[Strawbale] RE: re re re The BIG question for Eric (Michael Lough)

Michael lough michaelklough at sympatico...
Tue May 16 19:05:17 CEST 2006

Eric Larmett said

The concept of interstitial condensation is well known. This is
to occur when the outer face is sealed.


Condensation as a result of warm atmospheric humid air contained within a 
bale wall meeting cooler humid air either as a result of an interstitial 
convection current within the bale wall "circulating" the air (or possibly 
as a result of simple thermal transfer from a warm interior through an 
impermeable interior plaster or stucco to a more humid air space within the 
bale wall ) do both rely on the ability of the outer "skin" of the bale wall 
to wick out moisture during a drying period. I think I have this right.

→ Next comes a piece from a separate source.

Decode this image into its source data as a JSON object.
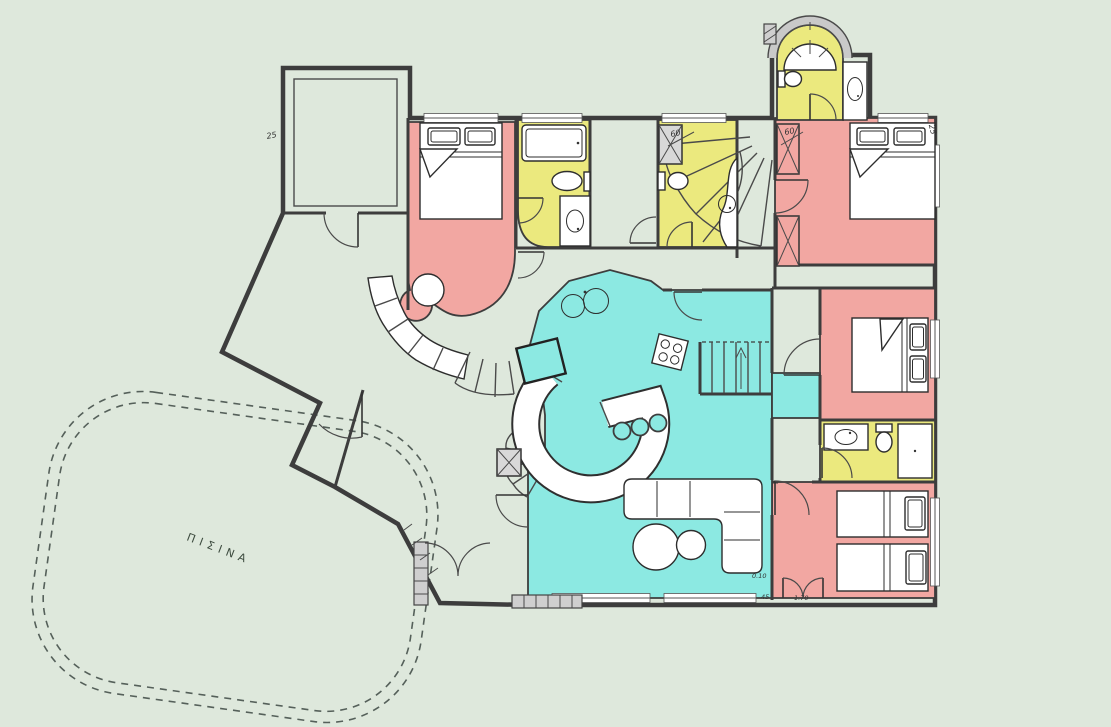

It is generally assumed by many that a bale wall will if wetted by rain from 
directly above (through the middle)  that it will not dry out before 
microbial activity begins, it is further assumed by many that a bale wall if 
wetted into the sides of the bale wall  by  up to 4 inches or so will dry 
out if uncoated (or coated with a sufficiently vapour permeable coating like 
Lime/sand only render or earthen plaster) but possibly not or at least not 
sufficiently well enough or quick enough in some regions of the world to  
guarantee that the bale sides will dry to below the around 20  percent 
moisture level  (recognised as the point where microbial activity is going 
to begin) in time.

The central question is of course will the addition of Portland cement to a 
render mix "tip the scale" in some regions (perhaps over a fairly long time 
period ) to creating a less than adequate drying regime and thereby creating 
the circumstances that prelude rot, it could be argued that keeping moisture 
out is as important as letting it out after it has become damp but this does 
not allow for humid interstitial "air simple" to exist within a bale wall 
and for this to be able to be condensed by warmth through an interior 
plastered wall over time and consequently have no means of getting out ( if 
the outside wall is coated with an insufficiently vapour permeable coating 
such as one containing Portland cement).

The idea of rainscreens is not unique in the straw bale world but it is 
recognised that the bales on the outside should still be coated with 
something like earthen or even lime/sand render but then it will  possibly 
not have the thermal efficiency of a thicker coating nor preclude the 
possibility of in bale convection currents still meeting colder humid air at 
the outside edge (dew point)  or further toward the middle (or at the top of 
the bale wall) depending on the geographic location of course.This is an 
inexact science still (part of its "charm" of course) that has not stood the 
test of time (using Portland cement in a mix in the North East of North 
America or perhaps in cooler wetter parts of Europe. Britain comes to mind 
of course.
As far as I understand it has been concluded that Portland cement containing 
render is "allowed and therefore must have been the subject of code approval 
scrutiny in Canada and therefore testing but I have yet to see this and 
therefore I am interested in any research on this subject.